Regional census center opens in Rosedale, one of four in the country

Facility will employ 2,500 people, process data from the Northeast

June 18, 1999|By Laura Cadiz | Laura Cadiz,SUN STAFF

The Baltimore Census 2000 Data Capture Center opened its doors yesterday in Rosedale, the first of four regional centers to open nationwide and the eventual home of 2,500 employees who will help count the 2000 U.S. Census.

The center -- which officials say will pump about $30 million in salaries into the local economy -- will be responsible for counting census data from throughout the Northeast, expected to be more than 40 million forms.

"By the project's end, we hope to send a newly trained work force into the community," said Susan Mann-Hammack, spokeswoman for Computer Sciences Corp., a California firm responsible for hiring and training the employees. "It's a perfect entry-level job because we provide all the training."

Fifty people have been hired to fill the management positions in the center's 224,000-square-foot, $7 million warehouse on Kelso Drive. About 225 temporary employees will be hired and trained to conduct a trial run during August and September.

In October, the center will start hiring employees to work March possibly through September 2000 to process the forms.

The temporary positions include full-time and part-time mail clerks, document-preparation clerks and key-entry operators. The average pay is about $11 an hour.

The employees will use Lockheed Martin Corp.'s high-speed imaging technology to scan the census forms into computers. That technology can read handwriting, an effort to make the counting more efficient and accurate. Previously, the forms were recorded on microfilm.

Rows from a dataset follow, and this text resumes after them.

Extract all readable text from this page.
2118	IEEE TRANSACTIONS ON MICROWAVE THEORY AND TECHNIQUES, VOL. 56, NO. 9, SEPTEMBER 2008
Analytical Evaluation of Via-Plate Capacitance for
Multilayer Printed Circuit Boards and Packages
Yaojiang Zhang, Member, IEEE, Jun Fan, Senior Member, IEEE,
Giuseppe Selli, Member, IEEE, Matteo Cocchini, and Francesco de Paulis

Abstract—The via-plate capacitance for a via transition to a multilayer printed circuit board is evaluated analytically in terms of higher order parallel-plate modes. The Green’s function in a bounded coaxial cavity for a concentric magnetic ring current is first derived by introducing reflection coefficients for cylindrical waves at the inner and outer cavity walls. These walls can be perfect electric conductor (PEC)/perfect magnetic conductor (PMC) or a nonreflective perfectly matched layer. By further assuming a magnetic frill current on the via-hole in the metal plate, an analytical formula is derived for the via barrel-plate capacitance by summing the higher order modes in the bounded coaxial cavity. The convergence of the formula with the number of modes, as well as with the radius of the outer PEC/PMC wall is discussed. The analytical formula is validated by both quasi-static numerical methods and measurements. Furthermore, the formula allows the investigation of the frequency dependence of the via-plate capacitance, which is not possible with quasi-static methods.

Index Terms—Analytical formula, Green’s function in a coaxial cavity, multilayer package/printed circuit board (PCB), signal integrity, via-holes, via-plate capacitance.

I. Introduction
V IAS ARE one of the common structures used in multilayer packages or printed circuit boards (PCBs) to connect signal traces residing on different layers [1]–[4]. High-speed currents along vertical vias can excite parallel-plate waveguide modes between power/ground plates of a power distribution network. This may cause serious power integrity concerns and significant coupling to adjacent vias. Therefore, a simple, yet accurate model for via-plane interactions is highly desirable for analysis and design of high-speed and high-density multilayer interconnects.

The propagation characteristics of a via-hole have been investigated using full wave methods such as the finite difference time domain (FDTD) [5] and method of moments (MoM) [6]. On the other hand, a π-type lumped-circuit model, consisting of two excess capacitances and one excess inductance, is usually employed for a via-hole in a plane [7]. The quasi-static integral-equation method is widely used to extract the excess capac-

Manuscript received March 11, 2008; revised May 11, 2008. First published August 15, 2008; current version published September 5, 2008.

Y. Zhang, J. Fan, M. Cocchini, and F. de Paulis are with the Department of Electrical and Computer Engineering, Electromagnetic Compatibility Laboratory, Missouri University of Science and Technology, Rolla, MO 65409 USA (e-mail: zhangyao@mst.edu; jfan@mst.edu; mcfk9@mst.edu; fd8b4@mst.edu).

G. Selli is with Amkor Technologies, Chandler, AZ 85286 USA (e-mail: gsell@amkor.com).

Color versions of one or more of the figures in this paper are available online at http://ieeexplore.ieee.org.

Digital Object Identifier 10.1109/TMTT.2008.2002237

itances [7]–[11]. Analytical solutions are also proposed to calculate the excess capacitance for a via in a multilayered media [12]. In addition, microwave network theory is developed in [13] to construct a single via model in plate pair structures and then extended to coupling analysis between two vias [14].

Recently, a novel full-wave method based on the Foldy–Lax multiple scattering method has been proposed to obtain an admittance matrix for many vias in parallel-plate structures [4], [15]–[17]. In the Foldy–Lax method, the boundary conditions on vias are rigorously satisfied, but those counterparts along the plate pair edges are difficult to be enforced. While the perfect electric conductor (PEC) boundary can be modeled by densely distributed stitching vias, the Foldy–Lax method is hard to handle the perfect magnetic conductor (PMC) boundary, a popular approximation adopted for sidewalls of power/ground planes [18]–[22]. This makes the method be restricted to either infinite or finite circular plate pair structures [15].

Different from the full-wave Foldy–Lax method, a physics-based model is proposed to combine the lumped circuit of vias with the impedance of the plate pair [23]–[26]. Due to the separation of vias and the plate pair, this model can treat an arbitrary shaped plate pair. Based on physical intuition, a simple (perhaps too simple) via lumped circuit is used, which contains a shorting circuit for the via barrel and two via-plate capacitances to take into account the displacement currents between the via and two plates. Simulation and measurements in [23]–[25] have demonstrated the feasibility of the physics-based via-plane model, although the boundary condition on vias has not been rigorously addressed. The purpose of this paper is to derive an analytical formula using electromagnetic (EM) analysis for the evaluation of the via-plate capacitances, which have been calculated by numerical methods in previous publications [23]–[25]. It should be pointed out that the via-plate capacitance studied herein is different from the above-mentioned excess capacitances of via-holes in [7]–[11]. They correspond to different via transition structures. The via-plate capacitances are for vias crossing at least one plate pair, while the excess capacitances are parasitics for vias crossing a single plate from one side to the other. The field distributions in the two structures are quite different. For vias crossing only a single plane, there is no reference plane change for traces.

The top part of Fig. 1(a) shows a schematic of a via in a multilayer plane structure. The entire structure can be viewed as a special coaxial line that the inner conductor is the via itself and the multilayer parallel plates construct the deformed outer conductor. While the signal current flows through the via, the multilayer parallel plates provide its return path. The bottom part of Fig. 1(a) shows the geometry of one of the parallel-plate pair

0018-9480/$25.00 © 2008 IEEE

The center "is not about more information, it's about getting the information of the census into the hands of American people quickly and accurately," said Kenneth Prewitt, U.S. Census Bureau director, who attended yesterday's event.

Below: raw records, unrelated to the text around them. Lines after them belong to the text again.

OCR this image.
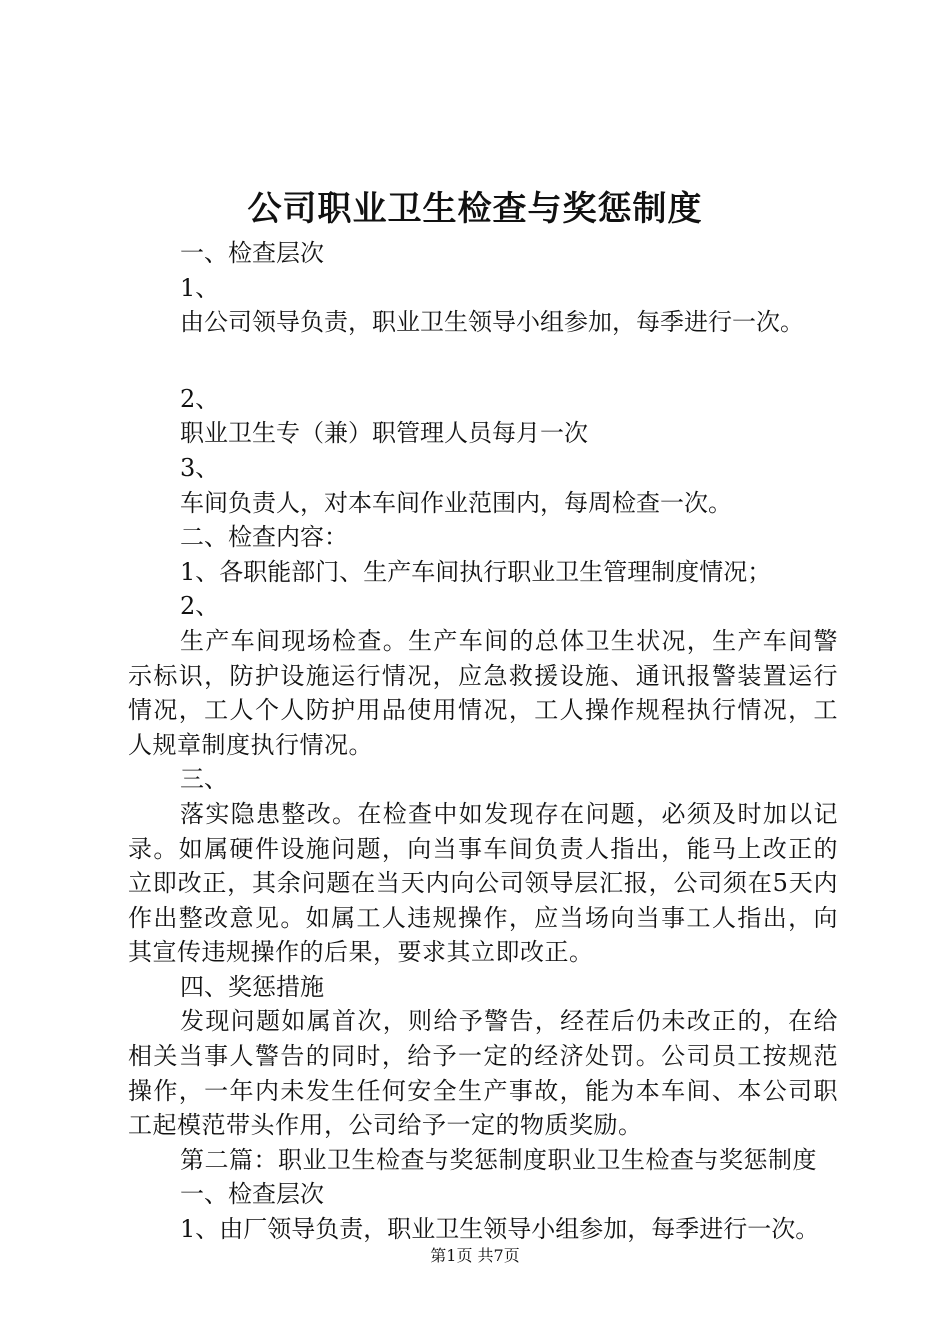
公司职业卫生检查与奖惩制度
一、检查层次
1、
由公司领导负责，职业卫生领导小组参加，每季进行一次。
2、
职业卫生专（兼）职管理人员每月一次
3、
车间负责人，对本车间作业范围内，每周检查一次。
二、检查内容：
1、各职能部门、生产车间执行职业卫生管理制度情况；
2、

生产车间现场检查。生产车间的总体卫生状况，生产车间警示标识，防护设施运行情况，应急救援设施、通讯报警装置运行情况，工人个人防护用品使用情况，工人操作规程执行情况，工人规章制度执行情况。

三、

落实隐患整改。在检查中如发现存在问题，必须及时加以记录。如属硬件设施问题，向当事车间负责人指出，能马上改正的立即改正，其余问题在当天内向公司领导层汇报，公司须在5天内作出整改意见。如属工人违规操作，应当场向当事工人指出，向其宣传违规操作的后果，要求其立即改正。

四、奖惩措施

发现问题如属首次，则给予警告，经茬后仍未改正的，在给相关当事人警告的同时，给予一定的经济处罚。公司员工按规范操作，一年内未发生任何安全生产事故，能为本车间、本公司职工起模范带头作用，公司给予一定的物质奖励。

第二篇：职业卫生检查与奖惩制度职业卫生检查与奖惩制度

一、检查层次
1、由厂领导负责，职业卫生领导小组参加，每季进行一次。
第1页 共7页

The center is working with community organizations, churches and colleges to recruit the workers. The state Department of Labor Licensing and Regulation and Maryland Bible College and Seminary in Baltimore have promised to recruit 500 employees each. The Computer Training Center in Catonsville has agreed to bring in 300 employees.

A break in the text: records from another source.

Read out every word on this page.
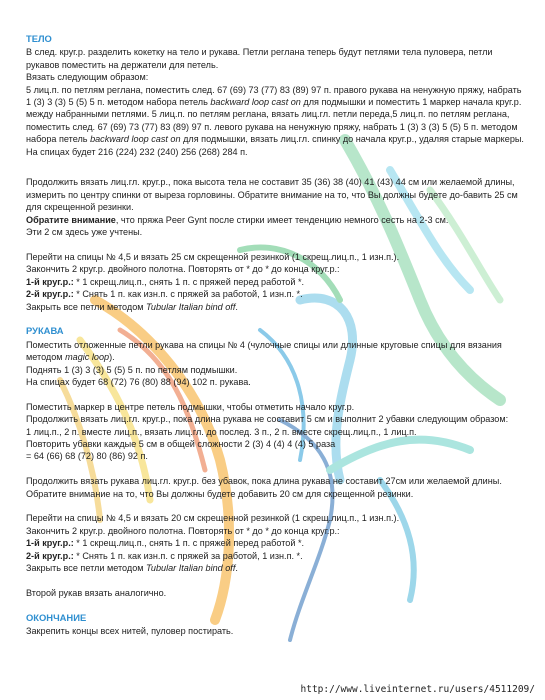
ТЕЛО

В след. круг.р. разделить кокетку на тело и рукава. Петли реглана теперь будут петлями тела пуловера, петли рукавов поместить на держатели для петель.

Вязать следующим образом:

5 лиц.п. по петлям реглана, поместить след. 67 (69) 73 (77) 83 (89) 97 п. правого рукава на ненужную пряжу, набрать 1 (3) 3 (3) 5 (5) 5 п. методом набора петель backward loop cast on для подмышки и поместить 1 маркер начала круг.р. между набранными петлями. 5 лиц.п. по петлям реглана, вязать лиц.гл. петли переда,5 лиц.п. по петлям реглана, поместить след. 67 (69) 73 (77) 83 (89) 97 п. левого рукава на ненужную пряжу, набрать 1 (3) 3 (3) 5 (5) 5 п. методом набора петель backward loop cast on для подмышки, вязать лиц.гл. спинку до начала круг.р., удаляя старые маркеры.

На спицах будет 216 (224) 232 (240) 256 (268) 284 п.

Продолжить вязать лиц.гл. круг.р., пока высота тела не составит 35 (36) 38 (40) 41 (43) 44 см или желаемой длины, измерить по центру спинки от выреза горловины. Обратите внимание на то, что Вы должны будете до-бавить 25 см для скрещенной резинки.

Обратите внимание, что пряжа Peer Gynt после стирки имеет тенденцию немного сесть на 2-3 см.

Эти 2 см здесь уже учтены.

Перейти на спицы № 4,5 и вязать 25 см скрещенной резинкой (1 скрещ.лиц.п., 1 изн.п.).

Закончить 2 круг.р. двойного полотна. Повторять от * до * до конца круг.р.:

1-й круг.р.: * 1 скрещ.лиц.п., снять 1 п. с пряжей перед работой *.

2-й круг.р.: * Снять 1 п. как изн.п. с пряжей за работой, 1 изн.п. *.

Закрыть все петли методом Tubular Italian bind off.

РУКАВА

Поместить отложенные петли рукава на спицы № 4 (чулочные спицы или длинные круговые спицы для вязания методом magic loop).

Поднять 1 (3) 3 (3) 5 (5) 5 п. по петлям подмышки.

На спицах будет 68 (72) 76 (80) 88 (94) 102 п. рукава.

Поместить маркер в центре петель подмышки, чтобы отметить начало круг.р.

Продолжить вязать лиц.гл. круг.р., пока длина рукава не составит 5 см и выполнит 2 убавки следующим образом:

1 лиц.п., 2 п. вместе лиц.п., вязать лиц.гл. до послед. 3 п., 2 п. вместе скрещ.лиц.п., 1 лиц.п.

Повторить убавки каждые 5 см в общей сложности 2 (3) 4 (4) 4 (4) 5 раза

= 64 (66) 68 (72) 80 (86) 92 п.

Продолжить вязать рукава лиц.гл. круг.р. без убавок, пока длина рукава не составит 27см или желаемой длины.

Обратите внимание на то, что Вы должны будете добавить 20 см для скрещенной резинки.

Перейти на спицы № 4,5 и вязать 20 см скрещенной резинкой (1 скрещ.лиц.п., 1 изн.п.).

Закончить 2 круг.р. двойного полотна. Повторять от * до * до конца круг.р.:

1-й круг.р.: * 1 скрещ.лиц.п., снять 1 п. с пряжей перед работой *.

2-й круг.р.: * Снять 1 п. как изн.п. с пряжей за работой, 1 изн.п. *.

Закрыть все петли методом Tubular Italian bind off.

Второй рукав вязать аналогично.

ОКОНЧАНИЕ

Закрепить концы всех нитей, пуловер постирать.

http://www.liveinternet.ru/users/4511209/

To help keep the workers employed after the census is done, the center is trying to develop a partnership with other companies that might hire the employees after September. So far, Clorox Products Manufacturing Co. in Aberdeen has expressed interest.

This is the first time the U.S. Census Bureau has contracted with private companies to help operate the census. Computer Sciences Corp. and TRW, a Virginiasystems and information technology company, are in charge of the Rosedale operations center.

DynCorp will operate the center in Pomona, Calif., which will open in July; National Computer Systems will run the Phoenix, Ariz., center, which will open in September; and the U.S. government will operate the fourth center, in Jeffersonville, Ind.

Maryland Secretary of State John T. Willis said the Rosedale center will be an important factor in developing a more accurate census count. In 1990, more than 100,000 Maryland residents were not counted in the census, which created a loss of about $1,000 a person in federal funding.

"In terms of making this center a success, Maryland wants to be a model operation," Willis said.